MSL's results, he says, speak for themselves. So far, 89 percent of all MSL graduates have passed the Massachusetts bar exam. Its graduates are rarely hired at big Boston law firms. Most practice law in their home communities.

The ABA is hanging onto costly accreditation standards, like those that require lots of full-time faculty, because they are "afraid of the impact of competition on the wages of law professors," Velvel says. "They're afraid of opening the floodgates."

ABA officials not only deny but express contempt for such views. "I could not express for you in words what I think of that argument," says Darryl DePriest, ABA general counsel. "There is no competent evidence I have seen that the accreditation process of the ABA is driving up the cost of law school. We've looked at this issue and we've seen nothing that supports it."

For five years, Velvel and MSL fought the ABA in court after being rejected - to no avail. Since then, MSL has tried with minimal success to persuade individual states to let its grads take the bar. At every turn, the ABA has beaten MSL, which has just 425 students.

But to the consternation and surprise of ABA officials, MSL's basic argument is rapidly catching fire where it counts.

In 1994, deans from 14 top ABA-accredited schools wrote other law-school deans citing an accreditation process that was "overly intrusive, inflexible, concerned with details not relevant to school quality." Soon after, the disgruntled deans formed the American Law Deans Association, whose membership is about 120. Together, the deans have suggested big changes in accrediting rules.

Ronald Cass is dean of Boston University Law School and immediate past president of the Law Deans Association. "I'd like to see the ABA told in no uncertain terms to scale back," Dr. Cass says. "They need to make it easy to distinguish between schools that are achieving educational quality instead of focusing on dollars spent on buildings."

When it was just MSL making noise, official concern in Washington was minimal. But that has changed since the law deans weighed in. On June 8, the ABA received a pointed warning from the National Advisory Committee on Institutional Quality and Integrity (NAC), the 15-member body overseeing educational-accrediting agencies. It ruled that unless the ABA can show by Sept. 1 that its accreditation practices are rapidly coming into compliance with federal law, the ABA risks "an enforcement action to limit, suspend, or terminate" its federal recognition as an accrediting body.

"We are agitated to say the least," says Thomas Salmon, a NAC board member and former governor of Vermont. "The idea that you can't become an accredited law school without having a mammoth law library - when every law school is going to have online access to legal opinions anyway - is crazy."

In a July 28 letter, Secretary of Education Richard Riley wrote James White, who heads the ABA's accrediting division, that: "I concur with all portions of the [NAC] recommendation." Ultimately, the secretary determines federal recognition.
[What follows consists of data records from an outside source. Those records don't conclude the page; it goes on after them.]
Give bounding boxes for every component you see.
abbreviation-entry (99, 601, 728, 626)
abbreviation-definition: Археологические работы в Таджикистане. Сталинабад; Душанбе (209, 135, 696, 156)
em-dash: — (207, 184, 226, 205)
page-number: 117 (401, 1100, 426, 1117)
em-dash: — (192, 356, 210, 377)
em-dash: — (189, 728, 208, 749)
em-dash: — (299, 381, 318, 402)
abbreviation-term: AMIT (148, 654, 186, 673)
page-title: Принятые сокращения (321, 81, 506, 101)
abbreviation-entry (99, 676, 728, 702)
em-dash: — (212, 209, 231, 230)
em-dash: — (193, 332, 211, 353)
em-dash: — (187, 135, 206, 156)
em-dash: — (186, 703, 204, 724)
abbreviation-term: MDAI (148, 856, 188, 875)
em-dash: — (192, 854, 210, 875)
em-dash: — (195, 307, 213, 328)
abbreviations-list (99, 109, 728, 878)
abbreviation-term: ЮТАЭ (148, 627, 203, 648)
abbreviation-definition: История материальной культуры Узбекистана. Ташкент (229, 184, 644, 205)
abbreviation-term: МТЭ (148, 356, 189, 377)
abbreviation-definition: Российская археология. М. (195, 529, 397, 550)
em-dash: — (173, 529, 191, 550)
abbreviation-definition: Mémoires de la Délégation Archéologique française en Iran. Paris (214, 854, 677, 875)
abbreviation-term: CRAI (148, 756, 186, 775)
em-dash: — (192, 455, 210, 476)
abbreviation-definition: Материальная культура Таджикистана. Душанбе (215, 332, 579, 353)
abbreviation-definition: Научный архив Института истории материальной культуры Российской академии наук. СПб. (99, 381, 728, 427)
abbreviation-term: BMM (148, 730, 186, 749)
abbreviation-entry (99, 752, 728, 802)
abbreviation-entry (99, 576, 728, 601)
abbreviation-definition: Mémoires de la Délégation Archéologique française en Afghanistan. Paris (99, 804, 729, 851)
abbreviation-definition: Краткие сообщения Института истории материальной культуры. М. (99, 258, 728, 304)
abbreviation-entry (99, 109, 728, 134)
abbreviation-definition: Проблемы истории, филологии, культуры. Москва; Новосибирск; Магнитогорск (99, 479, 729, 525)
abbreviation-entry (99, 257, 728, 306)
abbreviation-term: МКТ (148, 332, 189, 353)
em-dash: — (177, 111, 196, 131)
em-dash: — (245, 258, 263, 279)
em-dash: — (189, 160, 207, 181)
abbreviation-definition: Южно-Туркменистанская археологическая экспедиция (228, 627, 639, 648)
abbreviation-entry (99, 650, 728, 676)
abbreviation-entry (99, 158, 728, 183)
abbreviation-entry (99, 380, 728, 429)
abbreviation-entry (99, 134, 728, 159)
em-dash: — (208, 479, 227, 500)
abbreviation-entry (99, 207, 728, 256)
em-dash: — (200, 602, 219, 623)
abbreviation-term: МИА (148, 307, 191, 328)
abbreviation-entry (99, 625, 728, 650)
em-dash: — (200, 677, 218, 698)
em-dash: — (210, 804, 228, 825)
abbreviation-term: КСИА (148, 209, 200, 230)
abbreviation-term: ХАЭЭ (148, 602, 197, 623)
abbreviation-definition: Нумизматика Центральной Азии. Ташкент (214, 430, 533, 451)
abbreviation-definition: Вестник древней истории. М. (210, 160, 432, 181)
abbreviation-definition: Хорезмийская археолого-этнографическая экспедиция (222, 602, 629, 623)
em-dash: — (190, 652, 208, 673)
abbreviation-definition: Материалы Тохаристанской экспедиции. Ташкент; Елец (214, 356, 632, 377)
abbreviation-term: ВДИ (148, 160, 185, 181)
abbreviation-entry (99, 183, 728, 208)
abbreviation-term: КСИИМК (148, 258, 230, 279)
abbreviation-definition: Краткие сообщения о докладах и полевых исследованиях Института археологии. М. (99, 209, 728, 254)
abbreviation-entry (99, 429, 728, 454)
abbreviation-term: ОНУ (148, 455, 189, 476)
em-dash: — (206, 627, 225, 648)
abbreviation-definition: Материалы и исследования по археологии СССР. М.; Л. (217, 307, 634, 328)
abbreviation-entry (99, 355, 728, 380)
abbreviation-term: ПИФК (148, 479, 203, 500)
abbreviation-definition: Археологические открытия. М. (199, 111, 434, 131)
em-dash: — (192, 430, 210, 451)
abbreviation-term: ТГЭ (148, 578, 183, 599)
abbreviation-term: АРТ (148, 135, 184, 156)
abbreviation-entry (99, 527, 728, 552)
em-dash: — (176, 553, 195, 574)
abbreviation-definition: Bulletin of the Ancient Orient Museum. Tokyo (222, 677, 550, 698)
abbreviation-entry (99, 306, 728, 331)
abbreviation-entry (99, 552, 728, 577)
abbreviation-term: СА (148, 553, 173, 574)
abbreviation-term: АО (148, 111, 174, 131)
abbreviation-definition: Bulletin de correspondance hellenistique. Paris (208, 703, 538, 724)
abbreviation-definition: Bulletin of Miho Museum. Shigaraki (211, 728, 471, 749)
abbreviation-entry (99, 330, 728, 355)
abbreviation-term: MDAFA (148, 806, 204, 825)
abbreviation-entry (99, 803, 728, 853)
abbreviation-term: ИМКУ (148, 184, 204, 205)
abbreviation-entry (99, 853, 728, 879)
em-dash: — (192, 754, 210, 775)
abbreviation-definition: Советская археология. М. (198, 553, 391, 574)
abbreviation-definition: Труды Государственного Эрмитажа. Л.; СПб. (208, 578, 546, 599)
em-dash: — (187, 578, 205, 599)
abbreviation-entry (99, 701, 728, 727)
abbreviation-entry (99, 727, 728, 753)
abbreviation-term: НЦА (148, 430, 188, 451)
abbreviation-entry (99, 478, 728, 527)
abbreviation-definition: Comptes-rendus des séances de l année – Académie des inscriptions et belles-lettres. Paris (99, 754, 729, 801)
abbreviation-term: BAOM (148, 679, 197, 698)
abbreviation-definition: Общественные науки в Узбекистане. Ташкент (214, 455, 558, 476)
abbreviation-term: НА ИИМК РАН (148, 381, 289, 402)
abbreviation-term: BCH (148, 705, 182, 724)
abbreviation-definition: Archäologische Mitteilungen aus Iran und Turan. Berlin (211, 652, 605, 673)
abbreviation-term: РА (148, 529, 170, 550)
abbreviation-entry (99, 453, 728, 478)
The ABA appears to have been shocked into action. In its annual meeting Aug. 4, it voted to make unknown changes to its program. "We either are, or shortly will be, in compliance with the regulations and the Higher Education Act," Mr. White says. "We will demonstrate this to the secretary of Education."

Dr. Salmon of NAC is less certain. "The ABA has been out of compliance ... for years," he says. "They're going to have to finally put a stop to suffocating standards that spell a death knell for schools like MSL."